Observations

Nuances for Democrats

by

Are you yearning for moral inspiration as we approach the second millennium? Read again, then, what the Texas Democratic strategist Peck Young told Lou Dubose (“Running Down the Ballot,” December 4, 1998) about why Garry Mauro couldn’t even collect pocket money (he never had more than $800,000 at any one time!) in his race for governor against George W. – well, for clarity let’s call him George Bushbush. “…[P]eople only give money to guys who have chances of winning,” Peck said. “And these guys that give money in an amount in which anybody gives a shit, you normally don’t tell them what to do.”

If that doesn’t send thrills coursing up and down your spine, take this. In a news story in Business Week last January entitled “Call Me Al, Corporate America’s Pal,” Andrew Cuomo explains why Al Gore is okay with business in spite of his being an environmentalist. Originally Gore’s standing suffered from the idea that “any environmentalist has to be antibusiness,” but, Cuomo says, “The truth is more nuanced.” The truth, Cuomo continues, is that Gore is a pro-business centrist.

Now I ask you, who can resist a pro-business centrist? Certainly not our corporate C.E.O.s. Last month Business Week reported that Al the Pal’s Clinton-like leanings are “boffo in the boardroom.” Evidently the good people who populate the Democratic Party are expected now to appreciate, indeed, to savor, the nuances of the “New Democrats.” Coming soon to your digital TV screen: America’s voters straggling over the bridge into the next polluted century under the New Democrats’ new banner, “Nuanced Service to America’s Corporations.”

If Garry Mauro had followed the Democrats’ national example in 1996 he could have raked in campaign contributions from China. Clinton laid the foundation for his while he was in Arkansas, a dinky state, indeed, compared to ours. Admittedly, Communist China (a term which has become curiously unfashionable) murdered hundreds of college students in Tienanmen Square for proposing democracy, and the same dictatorship keeps locking up subversive democrats for ten or fifteen years of corrective meditation. But the truth about China is more nuanced, too. More than a billion folks, wow, that’s some market. True, the Clinton Administration, complying with the wishes of corporate campaign contributors, has pushed the sale to China of high-tech goods that are useful in military applications. But the name of this policy is “constructive engagement.” Boffo for Business!
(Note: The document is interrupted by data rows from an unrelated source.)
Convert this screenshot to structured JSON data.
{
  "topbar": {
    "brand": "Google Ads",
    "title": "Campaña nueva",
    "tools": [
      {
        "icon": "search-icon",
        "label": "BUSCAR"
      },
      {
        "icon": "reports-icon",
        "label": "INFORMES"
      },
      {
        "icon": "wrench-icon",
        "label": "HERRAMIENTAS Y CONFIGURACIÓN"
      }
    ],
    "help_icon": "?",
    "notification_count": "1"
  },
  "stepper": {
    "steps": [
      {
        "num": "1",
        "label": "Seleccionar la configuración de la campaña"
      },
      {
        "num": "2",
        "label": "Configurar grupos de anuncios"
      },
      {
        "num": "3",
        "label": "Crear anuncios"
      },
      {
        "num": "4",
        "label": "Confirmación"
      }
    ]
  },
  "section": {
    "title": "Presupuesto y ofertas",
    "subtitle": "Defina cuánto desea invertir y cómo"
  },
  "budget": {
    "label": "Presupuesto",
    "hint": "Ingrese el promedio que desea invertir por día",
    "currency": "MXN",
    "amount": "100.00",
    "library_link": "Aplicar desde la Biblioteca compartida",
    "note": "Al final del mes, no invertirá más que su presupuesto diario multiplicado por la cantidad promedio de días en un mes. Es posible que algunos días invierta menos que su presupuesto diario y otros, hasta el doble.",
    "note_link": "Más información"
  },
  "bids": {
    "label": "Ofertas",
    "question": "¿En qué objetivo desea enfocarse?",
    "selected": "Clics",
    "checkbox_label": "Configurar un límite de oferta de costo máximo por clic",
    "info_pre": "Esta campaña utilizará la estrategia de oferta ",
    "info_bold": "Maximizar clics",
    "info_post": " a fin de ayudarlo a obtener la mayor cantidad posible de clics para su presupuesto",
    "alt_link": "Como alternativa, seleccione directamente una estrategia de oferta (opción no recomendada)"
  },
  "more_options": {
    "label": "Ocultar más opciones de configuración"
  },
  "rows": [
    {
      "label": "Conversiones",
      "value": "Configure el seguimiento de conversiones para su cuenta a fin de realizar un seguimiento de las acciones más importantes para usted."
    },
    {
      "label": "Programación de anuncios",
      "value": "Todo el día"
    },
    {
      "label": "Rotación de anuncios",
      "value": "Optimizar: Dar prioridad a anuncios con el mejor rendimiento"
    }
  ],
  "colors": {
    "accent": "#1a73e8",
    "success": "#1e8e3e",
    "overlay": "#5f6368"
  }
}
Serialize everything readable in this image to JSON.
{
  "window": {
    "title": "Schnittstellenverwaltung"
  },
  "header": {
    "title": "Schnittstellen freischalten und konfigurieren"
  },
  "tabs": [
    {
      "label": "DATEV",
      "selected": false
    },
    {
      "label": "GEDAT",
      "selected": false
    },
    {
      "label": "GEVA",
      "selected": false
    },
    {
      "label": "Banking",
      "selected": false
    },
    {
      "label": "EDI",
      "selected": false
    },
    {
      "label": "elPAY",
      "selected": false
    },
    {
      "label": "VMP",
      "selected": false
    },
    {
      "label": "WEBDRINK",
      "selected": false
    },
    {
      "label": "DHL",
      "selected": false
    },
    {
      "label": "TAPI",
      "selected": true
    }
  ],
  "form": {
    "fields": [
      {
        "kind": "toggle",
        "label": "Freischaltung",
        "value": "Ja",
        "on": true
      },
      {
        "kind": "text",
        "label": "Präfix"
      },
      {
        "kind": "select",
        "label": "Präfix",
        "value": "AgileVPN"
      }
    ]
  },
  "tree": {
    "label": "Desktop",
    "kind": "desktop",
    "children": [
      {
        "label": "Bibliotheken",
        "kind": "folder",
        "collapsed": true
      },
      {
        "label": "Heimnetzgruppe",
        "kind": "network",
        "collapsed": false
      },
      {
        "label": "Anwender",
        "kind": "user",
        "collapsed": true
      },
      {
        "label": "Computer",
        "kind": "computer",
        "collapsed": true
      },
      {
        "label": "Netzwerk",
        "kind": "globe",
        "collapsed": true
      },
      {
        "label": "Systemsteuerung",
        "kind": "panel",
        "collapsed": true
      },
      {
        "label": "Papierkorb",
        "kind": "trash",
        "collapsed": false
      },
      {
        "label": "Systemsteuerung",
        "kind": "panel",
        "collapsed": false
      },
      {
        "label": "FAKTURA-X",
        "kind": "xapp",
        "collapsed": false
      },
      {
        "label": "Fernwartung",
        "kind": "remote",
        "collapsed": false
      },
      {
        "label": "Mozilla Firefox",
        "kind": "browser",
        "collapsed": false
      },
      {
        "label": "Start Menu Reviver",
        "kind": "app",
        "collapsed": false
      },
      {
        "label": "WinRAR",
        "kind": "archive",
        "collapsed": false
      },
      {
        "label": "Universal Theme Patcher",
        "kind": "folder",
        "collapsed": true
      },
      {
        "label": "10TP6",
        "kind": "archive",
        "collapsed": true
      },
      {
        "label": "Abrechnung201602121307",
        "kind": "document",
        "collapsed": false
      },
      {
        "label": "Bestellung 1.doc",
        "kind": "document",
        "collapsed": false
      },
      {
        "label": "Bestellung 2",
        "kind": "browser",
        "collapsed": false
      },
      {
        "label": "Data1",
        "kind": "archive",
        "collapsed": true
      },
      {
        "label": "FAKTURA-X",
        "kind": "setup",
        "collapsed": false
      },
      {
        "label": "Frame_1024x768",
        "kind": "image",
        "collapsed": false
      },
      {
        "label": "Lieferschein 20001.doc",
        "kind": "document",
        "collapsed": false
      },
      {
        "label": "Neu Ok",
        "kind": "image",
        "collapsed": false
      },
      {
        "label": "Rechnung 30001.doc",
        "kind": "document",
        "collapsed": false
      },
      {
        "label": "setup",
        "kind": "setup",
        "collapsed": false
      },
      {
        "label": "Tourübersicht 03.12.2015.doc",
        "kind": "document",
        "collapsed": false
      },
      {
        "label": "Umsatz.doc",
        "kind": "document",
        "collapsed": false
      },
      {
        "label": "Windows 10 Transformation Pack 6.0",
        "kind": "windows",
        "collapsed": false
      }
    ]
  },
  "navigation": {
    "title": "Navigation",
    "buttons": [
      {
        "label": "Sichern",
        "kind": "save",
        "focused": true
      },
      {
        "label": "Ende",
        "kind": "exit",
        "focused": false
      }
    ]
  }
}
Oh? – not nuanced enough yet? Well, it’s true, too, as we have learned this month in The New York Times, that four years ago, in 1995, our government discovered that in the mid-eighties China stole U.S. nuclear secrets from the Los Alamos lab, as a result of which the People’s Republic has now miniaturized its nuclear warheads, which enables the Chinese Communists to load more warheads onto their missiles. The Clinton Administration didn’t tighten security at Los Alamos until late 1998, but has demoted the Energy Department security official who sounded the original alarm, and only fired the suspected spy on March 8, after the story broke. The truth, though, is still more nuanced: now that the Chinese Communists have multiple warheads, constructive engagement is all the more necessary to avoid a nuclear war with them. Under the corporate logic of our two-party duopoly we should have just sold them what they wanted to save them the trouble of stealing it.

Ronnie Dugger was the founding editor and publisher of the Observer, and is the founder and national co-chair of the Alliance for Democracy.